1.    Admet le recours.

2.    Annule la décision querellée.

3.    Alloue au recourant une indemnité de 1'865.90 francs, à la charge de l’État (art. 436 al. 3 CPP).

4.    Notifie le présent arrêt au recourant (avec copie de la lettre du Ministère public du 15 décembre 2020), par Me G.________ et au Ministère public (MP.2020.4280-MPNE/nt).
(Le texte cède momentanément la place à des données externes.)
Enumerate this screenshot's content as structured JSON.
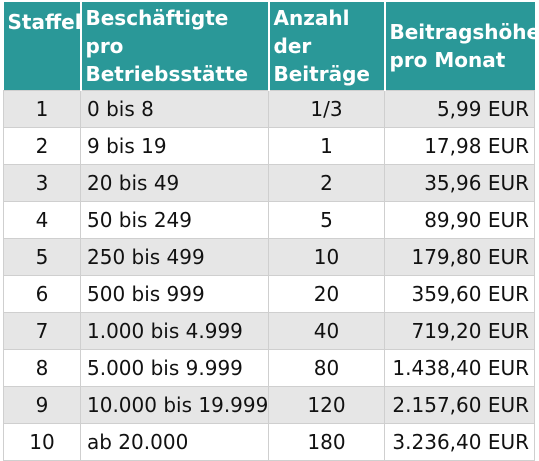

Neuchâtel, le 21 décembre 2020

Art. 12 LLCA
Règles professionnelles
 

L’avocat est soumis aux règles professionnelles suivantes:

a. il exerce sa profession avec soin et diligence;

b. il exerce son activité professionnelle en toute indépendance, en son nom personnel et sous sa propre responsabilité;

c. il évite tout conflit entre les intérêts de son client et ceux des personnes avec lesquelles il est en relation sur le plan professionnel ou privé;

d. il peut faire de la publicité, pour autant que celle-ci se limite à des faits objectifs et qu’elle satisfasse à l’intérêt général;

e. il ne peut pas, avant la conclusion d’une affaire, passer une convention avec son client par laquelle ce dernier accepterait de faire dépendre les honoraires du résultat de l’affaire; il ne peut pas non plus s’engager à renoncer à ses honoraires en cas d’issue défavorable du procès;

f.1 il doit être au bénéfice d’une assurance responsabilité civile professionnelle offrant une couverture adaptée à la nature et à l’étendue des risques liés à son activité; la somme couvrant les événements dommageables pour une année doit s’élever au minimum à un million de francs; des sûretés équivalentes peuvent remplacer l’assurance responsabilité civile;

g. il est tenu d’accepter les défenses d’office et les mandats d’assistance judiciaire dans le canton au registre duquel il est inscrit;

h. il conserve séparément les avoirs qui lui sont confiés et son patrimoine;

i. lorsqu’il accepte un mandat, il informe son client des modalités de facturation et le renseigne périodiquement ou à sa demande sur le montant des honoraires dus;

j. il communique à l’autorité de surveillance toute modification relative aux indications du registre le concernant.


1 Nouvelle teneur selon le ch. I de la LF du 23 juin 2006, en vigueur depuis le 1er janv. 2007 (RO 2006 4399; FF 2005 6207).